Vinpocetine

Vinpocetine
Systematic (IUPAC) name
(3α,16α)-Eburnamenine-14-carboxylic acid ethyl ester
Clinical data
AHFS/Drugs.com International Drug Names
Pregnancy cat. not recommended
Legal status OTC
Routes oral, intravenous
Pharmacokinetic data
Bioavailability 56.6 +/- 8.9%
Metabolism hepatic
Half-life 2.54 +/- 0.48 hours
Excretion renal
Identifiers
CAS number 42971-09-5 N
ATC code N06BX18
PubChem CID 443955
ChemSpider 392007 Y
UNII 543512OBTC Y
KEGG D01371 Y
ChEMBL CHEMBL71752 Y
Chemical data
Formula C22H26N2O2 
Mol. mass 350.454 g/mol
SMILES eMolecules & PubChem
 N(what is this?)  (verify)

Vinpocetine (brand names: Cavinton, Intelectol; chemical name: ethyl apovincaminate) is a semisynthetic derivative alkaloid of vincamine (sometimes described as "a synthetic ethyl ester of apovincamine"),[1] an extract from the periwinkle plant.

Vinpocetine is reported to have cerebral blood-flow enhancing[2] and neuroprotective effects,[3] and is used as a drug in Eastern Europe for the treatment of cerebrovascular disorders and age-related memory impairment.[4]

Vinpocetine is widely marketed as a supplement for vasodilation and as a nootropic for the improvement of memory. In other words, Vinpocetine may help support brain functions such as concentration and memory by activating cerebral metabolism. A small subset of users report uncomfortable, adverse reactions to vinpocetine. A low initial dosage is ordinarily recommended.

Vinpocetine has been identified as a potent anti-inflammatory agent that might have a potential role in the treatment of Parkinson's disease and Alzheimer’s disease.[5][6]

Contents

Controlled clinical trials

As of 2003 only three controlled clinical trials had tested "older adults with memory problems,"[7] and these studies had promising results,[7] in which a 2003 Cochrane review decided that the results were inconclusive.[8]

Prior to 2003, a different study from 1985[9] had tested young, healthy adults, but this study had 12 subjects and used a short treatment period.[7]

Use as a vasodilator

Vinpocetine is widely used in the body building community as a vasodilator. Although no studies have been conducted on the effectiveness of vinpocetine on performance enhancement during exercise, in trial both beneficial and adverse effects have been reported on body building forums.

Anti-inflammatory action

Vinpocetine has been identified as a novel anti-inflammatory agent.[5][6] Vinpocetine inhibits the up-regulation of NF-κB by TNFα in various cell tests. Reverse transcription polymerase chain reaction also shows that it reduced the TNFα-induced expression of the mRNA of proinflammatory molecules such as interleukin-1 beta, monocyte chemoattractant protein-1 (MCP-1), and vascular cell adhesion molecule-1 (VCAM-1). In mice, vinpocetine reduced lipopolysaccharide inoculation induced polymorphonuclear neutrophil infiltration into the lung.[5][6] Neuroinflammatory processes can result in neuronal death in Parkinson's disease (PD) and Alzheimer’s disease (AD).
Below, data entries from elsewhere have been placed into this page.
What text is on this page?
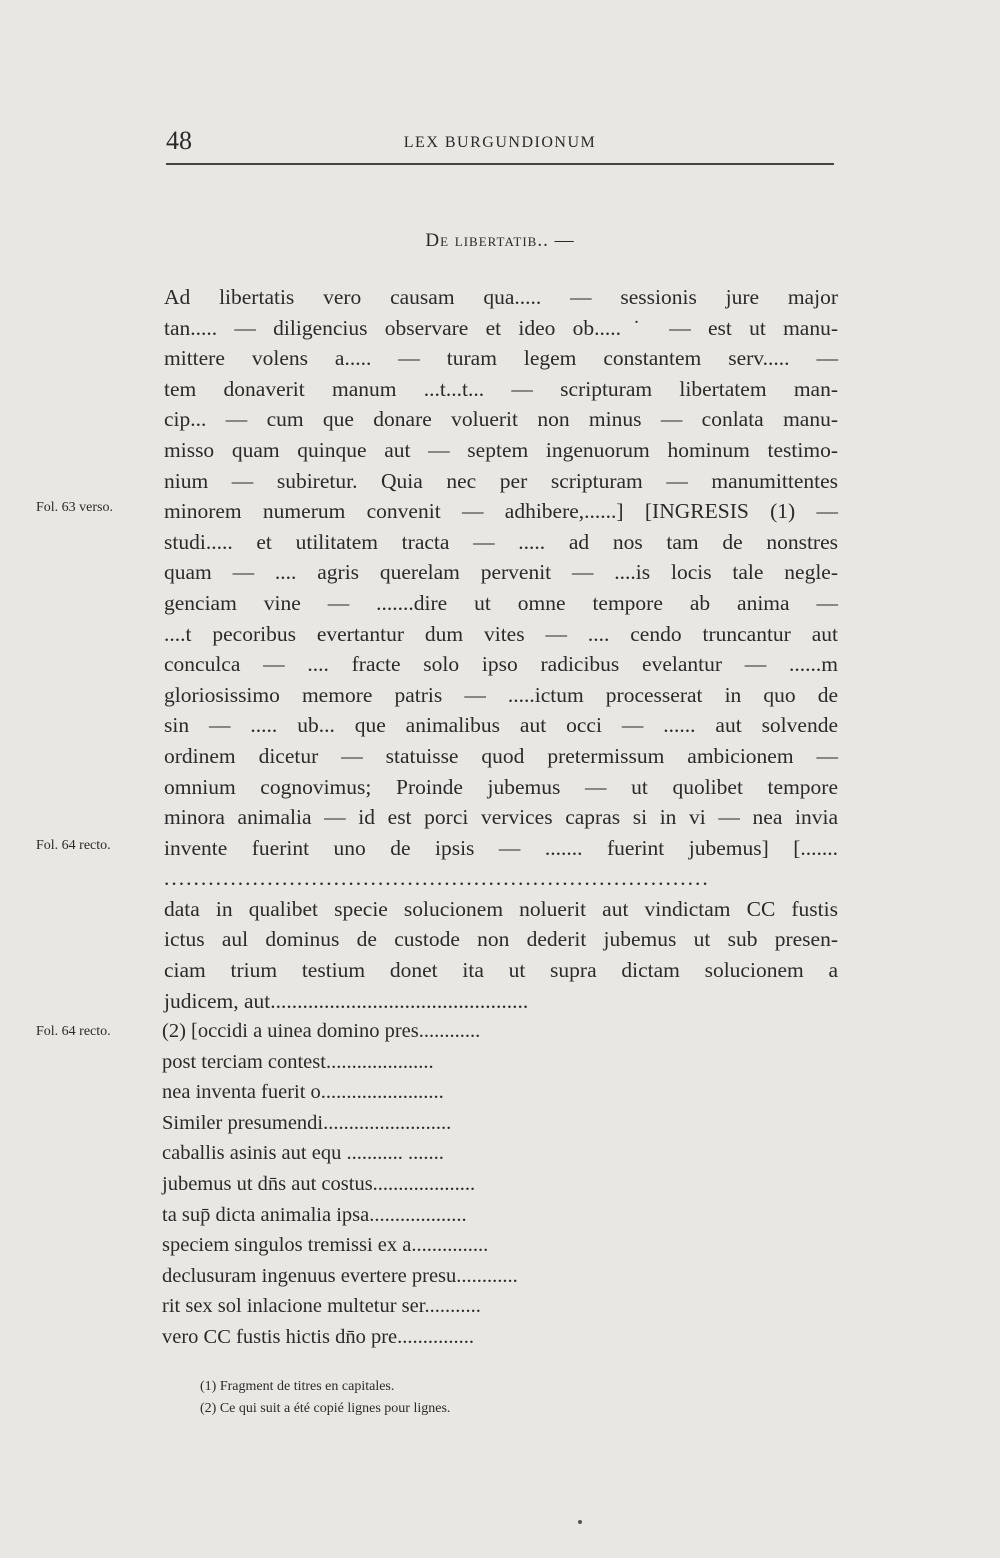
48	LEX BURGUNDIONUM
De libertatib.. —
Ad libertatis vero causam qua..... — sessionis jure major
tan..... — diligencius observare et ideo ob.....˙ — est ut manu-
mittere volens a..... — turam legem constantem serv..... —
tem donaverit manum ...t...t... — scripturam libertatem man-
cip... — cum que donare voluerit non minus — conlata manu-
misso quam quinque aut — septem ingenuorum hominum testimo-
nium — subiretur. Quia nec per scripturam — manumittentes
minorem numerum convenit — adhibere,......] [INGRESIS (1) —
studi..... et utilitatem tracta — ..... ad nos tam de nonstres
quam — .... agris querelam pervenit — ....is locis tale negle-
genciam vine — .......dire ut omne tempore ab anima —
....t pecoribus evertantur dum vites — .... cendo truncantur aut
conculca — .... fracte solo ipso radicibus evelantur — ......m
gloriosissimo memore patris — .....ictum processerat in quo de
sin — ..... ub... que animalibus aut occi — ...... aut solvende
ordinem dicetur — statuisse quod pretermissum ambicionem —
omnium cognovimus; Proinde jubemus — ut quolibet tempore
minora animalia — id est porci vervices capras si in vi — nea invia
invente fuerint uno de ipsis — ....... fuerint jubemus] [.......
..........................................................................
data in qualibet specie solucionem noluerit aut vindictam CC fustis
ictus aul dominus de custode non dederit jubemus ut sub presen-
ciam trium testium donet ita ut supra dictam solucionem a
judicem, aut................................................
(2) [occidi a uinea domino pres............
post terciam contest.....................
nea inventa fuerit o........................
Similer presumendi.........................
caballis asinis aut equ ........... .......
jubemus ut dn̄s aut costus....................
ta sup̄ dicta animalia ipsa...................
speciem singulos tremissi ex a...............
declusuram ingenuus evertere presu............
rit sex sol inlacione multetur ser...........
vero CC fustis hictis dn̄o pre...............
Fol. 63 verso.
Fol. 64 recto.
Fol. 64 recto.
(1) Fragment de titres en capitales.
(2) Ce qui suit a été copié lignes pour lignes.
It has been suggested that "it would be interesting to test whether vinpocetine’s antiinflammatory properties would have a protective effect in models of neurodegenerative conditions such as AD and PD."[6]

Mechanism of action

Vinpocetine has been shown to selectively inhibit voltage-sensitive Na+ channels, resulting in a dose-dependent decrease in evoked extracellular Ca+ ions in striatal nerve endings.[10] The Na+ channel inhibiting properties of vinpocetine are thought to contribute to a general neuroprotective effect through blockade of excitotoxicity and attenuation of neuronal damage induced by cerebral ischemia/reperfusion.[11]

Vinpocetine is also a phosphodiesterase (PDE) type-1 inhibitor,[12] (with an IC50 of approximately 10−5 M.) leading to increases in intracellular levels of cyclic guanosine 3'5'-monophosphate (cGMP), an action that causes the vasorelaxant effects of vinpocetine on cerebral smooth muscle tissue.[13][14]

Independent of vinpocetine's action on PDE, vinpocetine inhibits IKK preventing IκB degradation and the following translocation of NF-κB to the cell nucleus.[5][6]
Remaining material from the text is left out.